Para a proteção dos edifícios, também há muitas novidades. Portarias blindadas e treinamento de funcionários e de moradores, para evitar situações de perigo, já não são mais suficientes: as quadrilhas estudam a arquitetura dos prédios-alvo para descobrir a melhor forma de invadi-los. Por isso, além dos equipamentos nas áreas comuns do edifício, é cada vez mais freqüente que o sistema adotado pelo condomínio inclua sensores magnéticos e microcâmeras nas portas de cada apartamento.

Sinohara explica que, atualmente, muitos prédios optam por instalar o equipamento conhecido como “vídeo-porteiro coletivo”, que agrega a segurança à intercomunicação do condomínio. Funciona da seguinte forma: um interfone tradicional fica na portaria do condomínio com uma câmera acoplada. Se forem vários blocos, cada um deles terá o seu painel. Cada apartamento tem seu interfone com monitor, de modo que o morador pode ver quem está tocando o interfone. Além da opção de instalar uma câmera na porta do apartamento.

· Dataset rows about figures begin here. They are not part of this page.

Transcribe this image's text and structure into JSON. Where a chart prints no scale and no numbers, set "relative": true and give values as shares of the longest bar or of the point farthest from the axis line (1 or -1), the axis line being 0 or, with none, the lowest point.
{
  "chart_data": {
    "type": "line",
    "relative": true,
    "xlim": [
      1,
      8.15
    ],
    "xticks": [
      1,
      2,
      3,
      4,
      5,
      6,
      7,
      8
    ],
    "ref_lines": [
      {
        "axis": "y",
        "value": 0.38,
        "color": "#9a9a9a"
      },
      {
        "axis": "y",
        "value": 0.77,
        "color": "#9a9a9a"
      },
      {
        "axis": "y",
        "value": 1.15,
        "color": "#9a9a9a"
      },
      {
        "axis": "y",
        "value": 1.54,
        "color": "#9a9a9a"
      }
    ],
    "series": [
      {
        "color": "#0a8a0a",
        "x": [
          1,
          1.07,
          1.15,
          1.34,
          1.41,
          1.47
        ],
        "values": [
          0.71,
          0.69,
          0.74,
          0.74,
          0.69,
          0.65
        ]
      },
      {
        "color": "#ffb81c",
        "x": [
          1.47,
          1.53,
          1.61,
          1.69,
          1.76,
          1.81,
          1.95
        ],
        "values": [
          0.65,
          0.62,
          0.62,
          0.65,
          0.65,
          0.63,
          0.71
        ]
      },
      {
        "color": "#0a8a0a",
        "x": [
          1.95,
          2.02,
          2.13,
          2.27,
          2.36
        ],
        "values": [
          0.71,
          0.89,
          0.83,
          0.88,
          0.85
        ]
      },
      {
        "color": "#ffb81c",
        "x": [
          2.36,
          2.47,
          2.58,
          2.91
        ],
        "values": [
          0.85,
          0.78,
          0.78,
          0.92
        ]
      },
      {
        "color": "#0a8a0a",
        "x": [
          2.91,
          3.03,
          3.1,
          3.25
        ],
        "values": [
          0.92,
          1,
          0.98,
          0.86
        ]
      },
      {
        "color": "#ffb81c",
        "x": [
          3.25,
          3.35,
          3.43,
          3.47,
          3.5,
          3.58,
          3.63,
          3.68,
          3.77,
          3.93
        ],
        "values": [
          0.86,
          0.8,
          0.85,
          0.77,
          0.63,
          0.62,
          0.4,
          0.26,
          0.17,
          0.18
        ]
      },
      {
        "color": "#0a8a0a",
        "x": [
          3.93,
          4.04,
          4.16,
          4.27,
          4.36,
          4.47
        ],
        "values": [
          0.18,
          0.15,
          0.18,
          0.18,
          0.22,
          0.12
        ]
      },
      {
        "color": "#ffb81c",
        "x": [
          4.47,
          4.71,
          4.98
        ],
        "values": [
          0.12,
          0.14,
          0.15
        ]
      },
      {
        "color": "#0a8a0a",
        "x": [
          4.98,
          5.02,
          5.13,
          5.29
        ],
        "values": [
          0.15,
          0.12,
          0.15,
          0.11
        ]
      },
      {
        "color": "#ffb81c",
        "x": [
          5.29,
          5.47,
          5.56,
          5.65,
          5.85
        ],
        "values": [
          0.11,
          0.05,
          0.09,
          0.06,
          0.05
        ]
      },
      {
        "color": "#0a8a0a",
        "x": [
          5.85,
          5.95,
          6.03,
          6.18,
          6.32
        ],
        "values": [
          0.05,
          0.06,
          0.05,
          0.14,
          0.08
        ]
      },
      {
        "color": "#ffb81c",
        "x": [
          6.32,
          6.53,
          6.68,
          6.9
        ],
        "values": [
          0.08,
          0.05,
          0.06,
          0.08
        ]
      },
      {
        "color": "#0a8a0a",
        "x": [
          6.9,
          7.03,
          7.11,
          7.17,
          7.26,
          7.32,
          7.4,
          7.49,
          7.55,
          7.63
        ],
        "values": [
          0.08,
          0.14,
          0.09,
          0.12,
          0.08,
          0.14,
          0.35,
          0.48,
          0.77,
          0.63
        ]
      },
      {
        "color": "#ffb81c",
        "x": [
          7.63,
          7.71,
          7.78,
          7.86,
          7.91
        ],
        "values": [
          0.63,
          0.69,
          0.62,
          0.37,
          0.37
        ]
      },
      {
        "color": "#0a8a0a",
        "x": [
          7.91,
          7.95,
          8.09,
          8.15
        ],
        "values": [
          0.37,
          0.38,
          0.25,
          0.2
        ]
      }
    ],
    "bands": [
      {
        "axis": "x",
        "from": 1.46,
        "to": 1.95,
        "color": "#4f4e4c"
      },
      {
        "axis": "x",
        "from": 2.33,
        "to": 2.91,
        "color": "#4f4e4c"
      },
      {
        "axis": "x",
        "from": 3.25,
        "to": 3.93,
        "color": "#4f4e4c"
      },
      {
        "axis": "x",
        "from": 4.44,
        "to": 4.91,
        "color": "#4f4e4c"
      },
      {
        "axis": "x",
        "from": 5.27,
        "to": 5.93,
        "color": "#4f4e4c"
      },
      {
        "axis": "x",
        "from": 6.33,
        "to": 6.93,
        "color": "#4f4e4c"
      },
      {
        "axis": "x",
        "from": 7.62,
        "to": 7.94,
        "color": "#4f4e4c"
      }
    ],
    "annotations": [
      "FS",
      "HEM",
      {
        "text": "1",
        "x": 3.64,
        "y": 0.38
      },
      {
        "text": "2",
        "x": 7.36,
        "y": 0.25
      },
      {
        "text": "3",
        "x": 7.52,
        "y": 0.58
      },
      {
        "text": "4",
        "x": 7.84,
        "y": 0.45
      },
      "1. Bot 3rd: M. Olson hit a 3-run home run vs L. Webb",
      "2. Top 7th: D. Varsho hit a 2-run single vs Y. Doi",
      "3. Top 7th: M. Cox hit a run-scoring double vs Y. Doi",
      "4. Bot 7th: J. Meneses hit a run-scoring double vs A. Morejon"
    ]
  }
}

— Com um sensor magnético na porta, para o caso de arrombamento, e um sensor de movimento na sala do imóvel, a portaria ou a central de segurança do prédio será acionada para chamar a polícia. O sistema também pode incluir um botão de pânico e o controle de acesso de moradores via cartão, tanto na área de pedestres como na garagem — informa o engenheiro, que calcula que um edifício de 50 apartamentos gastará, em média, R$120 mil na instalação de um sistema desses.

Preço de projeto deve incluir treinamento e manutenção

Oswaldo Oggiam, diretor de Comunicação da Associação Brasileira das Empresas de Sistemas Eletrônicos de Segurança (Abese), lembra que os dispositivos só são realmente úteis quando as pessoas os usam corretamente.

— Parece óbvio, mas nem todas as pessoas estão acostumadas a ativar e desativar alarmes ou verificar a câmera de segurança antes de sair de casa. Muitas nem dominam os alarmes de emergência da casa. É preciso uma mudança de comportamento, quando se instala um sistema de segurança — ressalta Oggiam.

O diretor da entidade recomenda que, ao contratar um projeto de segurança eletrônica, o morador ou o síndico do condomínio verifique se a empresa incluiu no orçamento os custos com infra-estrutura (adaptações nas residências), treinamento do pessoal que usará os equipamentos (no caso dos condomínios) e sua manutenção.

— O contrato deve especificar até mesmo o tempo que a empresa levará para ir ao imóvel em caso de pane dos equipamento — acrescenta Oggiam, informando ainda que hoje, no país, há cerca de 420 mil imóveis monitorados por sistemas eletrônicos.